— Если я скажу тебе, что никаких дальних берегов нет, что все твое служение это лишь обман — ты поверишь мне?
— Я…
— Ты сомневаешься, — он зарычал, — Тогда возьми копьё в свои руки и узнай все сам. Оно принадлежит тебе по праву, можешь не сомневаться.
Эверетт поджал губы. Копье в витрине начало стучать о стенки и вибрировать, оно слишком хотело вернуться к своему любимому хозяину. Росс неуверенно поднес руку к стеклу и стенки его тут же рухнули. Волк ощутил, как тяжелое оружие легло в его руку. Длинное метательное копье с острым наконечником. Он заморгал, мотнув головой, ощущая, как в голове рвутся вспышки странных видений, как контракт буквально трещит, пытаясь до последнего сковывать его. Эта тяжелая цепь, с которой он, казалось, родился, треснула и обвалилась. Эверетт рухнул на пол, удерживаясь лишь с помощью копья, и мир вокруг него сжался кольцом. Плитка под человеком пошла трещинами, а хранилище задрожало.
— Проснись, — усмехнулся Локи, весело вскричав, — Проснись мой древний Бог!
Комментарий к Проснись, молю, проснись.
Прошу в комментарии, вот вам и сюрприз такой, да мухахахаха))))
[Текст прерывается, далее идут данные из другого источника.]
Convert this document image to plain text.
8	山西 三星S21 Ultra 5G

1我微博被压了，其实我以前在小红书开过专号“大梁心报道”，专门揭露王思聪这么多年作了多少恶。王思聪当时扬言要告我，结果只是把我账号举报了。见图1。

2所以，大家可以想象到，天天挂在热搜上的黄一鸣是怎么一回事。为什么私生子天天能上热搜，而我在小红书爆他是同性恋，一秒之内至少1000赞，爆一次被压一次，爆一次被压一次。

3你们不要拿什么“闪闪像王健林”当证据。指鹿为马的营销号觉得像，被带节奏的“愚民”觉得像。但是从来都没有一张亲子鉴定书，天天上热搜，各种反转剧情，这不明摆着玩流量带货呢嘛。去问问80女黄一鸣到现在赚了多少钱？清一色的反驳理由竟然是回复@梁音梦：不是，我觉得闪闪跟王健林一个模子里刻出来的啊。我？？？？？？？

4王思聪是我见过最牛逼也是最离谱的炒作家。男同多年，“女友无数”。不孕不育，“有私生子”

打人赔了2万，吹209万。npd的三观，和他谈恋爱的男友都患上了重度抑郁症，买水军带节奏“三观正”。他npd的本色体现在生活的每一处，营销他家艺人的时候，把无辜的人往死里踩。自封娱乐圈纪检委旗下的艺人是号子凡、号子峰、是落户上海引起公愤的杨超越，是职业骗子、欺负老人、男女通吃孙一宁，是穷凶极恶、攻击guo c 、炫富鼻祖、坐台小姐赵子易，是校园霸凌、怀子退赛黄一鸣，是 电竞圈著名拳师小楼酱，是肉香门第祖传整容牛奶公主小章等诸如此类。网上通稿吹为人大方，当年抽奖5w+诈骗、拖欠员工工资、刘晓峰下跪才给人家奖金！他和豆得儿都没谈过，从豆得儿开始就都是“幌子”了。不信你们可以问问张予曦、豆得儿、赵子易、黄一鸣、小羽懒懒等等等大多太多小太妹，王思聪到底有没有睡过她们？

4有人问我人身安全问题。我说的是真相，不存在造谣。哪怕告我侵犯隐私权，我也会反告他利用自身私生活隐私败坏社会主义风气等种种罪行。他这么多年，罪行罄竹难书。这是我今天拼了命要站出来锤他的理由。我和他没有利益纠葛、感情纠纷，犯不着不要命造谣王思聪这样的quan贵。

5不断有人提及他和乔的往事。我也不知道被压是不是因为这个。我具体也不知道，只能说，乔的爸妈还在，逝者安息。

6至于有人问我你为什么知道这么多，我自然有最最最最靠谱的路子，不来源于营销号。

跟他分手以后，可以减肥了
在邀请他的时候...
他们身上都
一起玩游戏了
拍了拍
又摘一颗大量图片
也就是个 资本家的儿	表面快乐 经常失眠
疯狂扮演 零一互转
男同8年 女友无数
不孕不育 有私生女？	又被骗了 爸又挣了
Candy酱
Я даже не в Москве, но с бетой все равно работаем для вас)
========== И имя мне было… ==========
Он впервые открыл глаза с рассветом, когда в камне вырезали имя, и было оно Упуаут.
На высоких берегах Нила он видел, как всходила заря человечества. Вместе с ней встал и бог, дав себе обещание до конца времен следить за этими созданиями, защищать и воевать с ними плечом к плечу. Он вставал к каждому восходу солнца и засыпал с закатом. Великий, могучий воин. Люди молились ему, люди создали его. Они придавали ему сил. Бой, когда земля окрасилась кровью, когда Египет восторжествовал и стал великим правителем всех земель. Он был у истоков их побед. Он нес их знамя и ему принадлежали их жизни.
Песок окрашивался багрянцем от крови их врагов, а бог всегда шел рядом с фараоном. Тот волк, что был высечен на множестве пирамид, и тот, что выписан в свитках: на нем был его профиль. Когда он выл, людей переполняла доблесть; когда он рычал, они рычали тоже; а стоило ему рвануть с места, как они рвались вслед за ним, наполняемые отвагой и доблестью. Люди сами не ведали, откуда в них было столько жажды драться насмерть, но тот восторг, каким наполнялись их души на поле сечи был его заслугой. Египет прославился, он поднялся с колен и стал великой империей отчасти именно из-за Упуаута. Однако, однажды время боев прошло. Это произошло тогда, когда они возомнили, будто нет им равных во всем белом свете, а ведь свет был таким огромным.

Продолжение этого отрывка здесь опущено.